Presented at: Bayes Finance Research Day (2023); YSBC Sustainable Finance Conference (2023); FMA European Conference (2024); ICFAB (2024); Workshop on Climate Finance at Oxford University (2025)
Abstract: We examine how legal protection of public speech affects corporate debt structure. Exploiting the staggered enactment of state-level anti-SLAPP statutes, we find that affected firms shift outstanding debt from bank loans toward public bonds. The shift concentrates among firms with more opaque information environments, stronger stakeholder voice, and stronger managerial concealment incentives, consistent with a transparency channel that narrows bondholders' informational disadvantage relative to banks. New public bonds also carry lower at-issue spreads. Overall, free speech protection emerges as a first-order determinant of corporate debt structure.
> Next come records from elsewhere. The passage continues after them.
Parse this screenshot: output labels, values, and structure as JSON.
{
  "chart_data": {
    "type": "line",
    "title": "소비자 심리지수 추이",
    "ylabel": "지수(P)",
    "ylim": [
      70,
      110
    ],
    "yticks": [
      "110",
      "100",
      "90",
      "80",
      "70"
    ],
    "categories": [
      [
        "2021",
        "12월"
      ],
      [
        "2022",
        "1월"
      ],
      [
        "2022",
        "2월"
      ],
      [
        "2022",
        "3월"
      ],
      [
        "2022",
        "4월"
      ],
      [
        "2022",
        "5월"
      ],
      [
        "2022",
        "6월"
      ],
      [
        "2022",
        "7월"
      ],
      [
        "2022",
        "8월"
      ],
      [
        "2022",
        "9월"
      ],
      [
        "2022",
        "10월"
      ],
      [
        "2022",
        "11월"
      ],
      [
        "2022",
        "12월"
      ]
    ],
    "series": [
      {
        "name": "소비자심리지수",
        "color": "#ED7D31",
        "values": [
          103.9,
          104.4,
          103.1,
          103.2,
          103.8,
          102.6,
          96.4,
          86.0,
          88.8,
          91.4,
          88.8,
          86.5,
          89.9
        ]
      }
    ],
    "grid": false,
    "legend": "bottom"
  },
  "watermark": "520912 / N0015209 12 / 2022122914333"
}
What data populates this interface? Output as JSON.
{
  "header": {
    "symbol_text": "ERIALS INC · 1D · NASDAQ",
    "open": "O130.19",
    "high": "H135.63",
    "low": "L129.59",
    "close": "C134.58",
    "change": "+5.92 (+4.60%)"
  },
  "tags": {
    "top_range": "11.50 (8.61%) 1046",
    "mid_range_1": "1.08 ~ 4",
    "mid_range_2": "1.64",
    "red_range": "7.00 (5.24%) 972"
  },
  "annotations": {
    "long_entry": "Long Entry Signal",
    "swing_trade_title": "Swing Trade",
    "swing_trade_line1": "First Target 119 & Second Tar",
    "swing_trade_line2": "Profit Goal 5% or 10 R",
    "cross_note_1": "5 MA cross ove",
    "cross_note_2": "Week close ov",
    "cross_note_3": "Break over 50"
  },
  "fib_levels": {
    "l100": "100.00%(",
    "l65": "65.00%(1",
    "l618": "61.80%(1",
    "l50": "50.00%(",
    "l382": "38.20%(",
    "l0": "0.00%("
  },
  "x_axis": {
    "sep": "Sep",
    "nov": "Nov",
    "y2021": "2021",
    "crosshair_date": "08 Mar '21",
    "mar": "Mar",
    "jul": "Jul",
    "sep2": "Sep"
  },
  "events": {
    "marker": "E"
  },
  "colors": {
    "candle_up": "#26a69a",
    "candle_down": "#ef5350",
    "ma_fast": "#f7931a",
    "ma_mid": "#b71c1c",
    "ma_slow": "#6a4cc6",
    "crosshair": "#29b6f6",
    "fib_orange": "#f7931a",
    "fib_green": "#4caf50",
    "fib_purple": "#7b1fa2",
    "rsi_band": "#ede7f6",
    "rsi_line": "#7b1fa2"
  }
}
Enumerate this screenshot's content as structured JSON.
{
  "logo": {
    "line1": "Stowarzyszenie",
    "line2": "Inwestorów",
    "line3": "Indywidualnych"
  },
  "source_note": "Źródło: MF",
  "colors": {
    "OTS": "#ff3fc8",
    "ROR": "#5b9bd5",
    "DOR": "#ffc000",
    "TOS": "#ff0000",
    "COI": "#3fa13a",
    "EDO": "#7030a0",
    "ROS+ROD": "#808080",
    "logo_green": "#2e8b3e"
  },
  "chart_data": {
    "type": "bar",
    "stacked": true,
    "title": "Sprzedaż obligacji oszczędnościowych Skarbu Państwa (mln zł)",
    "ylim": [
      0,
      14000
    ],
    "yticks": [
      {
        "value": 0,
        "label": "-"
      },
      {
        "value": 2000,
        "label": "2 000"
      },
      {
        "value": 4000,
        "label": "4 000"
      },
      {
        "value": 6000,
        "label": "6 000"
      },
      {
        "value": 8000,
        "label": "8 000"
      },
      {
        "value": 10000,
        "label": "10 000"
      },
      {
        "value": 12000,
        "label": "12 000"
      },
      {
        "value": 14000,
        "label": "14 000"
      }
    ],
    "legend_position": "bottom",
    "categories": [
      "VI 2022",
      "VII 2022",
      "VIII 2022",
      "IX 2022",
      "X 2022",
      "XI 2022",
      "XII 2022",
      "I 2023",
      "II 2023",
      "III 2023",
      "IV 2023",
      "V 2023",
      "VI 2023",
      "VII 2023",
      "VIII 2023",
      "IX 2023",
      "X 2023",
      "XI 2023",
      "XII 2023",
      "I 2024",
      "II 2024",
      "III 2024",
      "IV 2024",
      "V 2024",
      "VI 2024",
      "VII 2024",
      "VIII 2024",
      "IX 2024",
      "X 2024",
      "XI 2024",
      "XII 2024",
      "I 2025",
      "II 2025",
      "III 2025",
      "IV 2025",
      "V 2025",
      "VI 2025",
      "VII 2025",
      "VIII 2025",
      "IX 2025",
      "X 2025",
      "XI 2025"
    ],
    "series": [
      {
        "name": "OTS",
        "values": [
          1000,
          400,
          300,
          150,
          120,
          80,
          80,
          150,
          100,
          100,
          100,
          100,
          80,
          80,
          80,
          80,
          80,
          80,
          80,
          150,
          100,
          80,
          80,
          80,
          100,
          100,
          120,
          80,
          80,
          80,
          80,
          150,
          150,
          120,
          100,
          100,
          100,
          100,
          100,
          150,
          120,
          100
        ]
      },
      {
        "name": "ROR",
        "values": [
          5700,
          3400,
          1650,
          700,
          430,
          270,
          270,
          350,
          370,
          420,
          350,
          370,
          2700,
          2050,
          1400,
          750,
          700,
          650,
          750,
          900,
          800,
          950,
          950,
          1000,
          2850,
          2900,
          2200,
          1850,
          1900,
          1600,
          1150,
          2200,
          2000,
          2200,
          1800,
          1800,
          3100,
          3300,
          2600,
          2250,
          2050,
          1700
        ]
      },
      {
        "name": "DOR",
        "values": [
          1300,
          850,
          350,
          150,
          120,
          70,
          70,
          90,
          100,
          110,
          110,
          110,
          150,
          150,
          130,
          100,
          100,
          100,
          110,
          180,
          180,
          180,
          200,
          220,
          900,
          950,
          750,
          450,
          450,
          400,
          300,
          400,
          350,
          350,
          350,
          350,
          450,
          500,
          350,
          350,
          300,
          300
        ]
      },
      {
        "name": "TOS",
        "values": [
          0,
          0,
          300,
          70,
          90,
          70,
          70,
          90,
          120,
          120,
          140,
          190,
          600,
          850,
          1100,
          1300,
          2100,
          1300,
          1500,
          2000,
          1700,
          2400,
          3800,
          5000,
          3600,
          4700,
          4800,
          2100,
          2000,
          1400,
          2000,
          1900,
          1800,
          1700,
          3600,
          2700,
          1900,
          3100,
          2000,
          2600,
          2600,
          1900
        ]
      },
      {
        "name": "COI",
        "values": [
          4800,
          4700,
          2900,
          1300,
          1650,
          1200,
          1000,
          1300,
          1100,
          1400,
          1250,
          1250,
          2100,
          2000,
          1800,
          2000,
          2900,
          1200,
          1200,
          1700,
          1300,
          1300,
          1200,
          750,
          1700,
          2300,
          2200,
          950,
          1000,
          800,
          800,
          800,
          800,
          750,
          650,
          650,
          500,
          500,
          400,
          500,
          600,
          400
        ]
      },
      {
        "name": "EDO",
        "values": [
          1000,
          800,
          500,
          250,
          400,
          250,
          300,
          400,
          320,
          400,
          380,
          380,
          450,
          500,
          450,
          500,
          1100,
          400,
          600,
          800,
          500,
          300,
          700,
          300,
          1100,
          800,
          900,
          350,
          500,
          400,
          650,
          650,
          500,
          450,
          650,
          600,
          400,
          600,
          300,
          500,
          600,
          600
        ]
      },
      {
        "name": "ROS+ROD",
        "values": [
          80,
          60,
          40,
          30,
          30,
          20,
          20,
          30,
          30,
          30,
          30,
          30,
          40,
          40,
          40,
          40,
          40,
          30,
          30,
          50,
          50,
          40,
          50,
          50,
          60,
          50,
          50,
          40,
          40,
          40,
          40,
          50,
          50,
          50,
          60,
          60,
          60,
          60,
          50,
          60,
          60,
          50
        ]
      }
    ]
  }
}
Abstract: This paper investigates how data breach costs influence the design of CEO compensation contracts. Exploiting the staggered adoption of data breach notification (DBN) laws across U.S. states, we find that firms provide managers with greater risk-taking incentives following DBN adoption. The effect is more pronounced for firms with risk-averse CEOs, well-diversified shareholders, and greater outside investment opportunities, consistent with the view that boards strengthen CEO risk-taking incentives to counteract the managerial risk aversion triggered by heightened data breach costs.
Presented at: BAFA Annual Conference (2025); Bayes Finance Research Day (2025); EFMA (2025); Benelux Corporate Finance Day (2025)
Abstract: This paper examines how judicial efficiency in patent litigation affects the market for corporate control. Exploiting the U.S. Patent Pilot Program as a quasi-natural experiment, we find that firms in more efficient districts are less likely to be acquired, especially smaller and high-tech firms. Deal-level evidence supports a bargaining-power channel: targets obtain higher premiums and acquirers earn lower abnormal returns. Overall, judicial efficiency emerges as a key institutional factor strengthening the negotiating position of innovative firms.
Abstract: This paper examines whether pressure to improve environmental performance comes at the expense of consumer welfare by exploiting the implementation of U.S. state-level Climate Action Plans as a regulatory shock.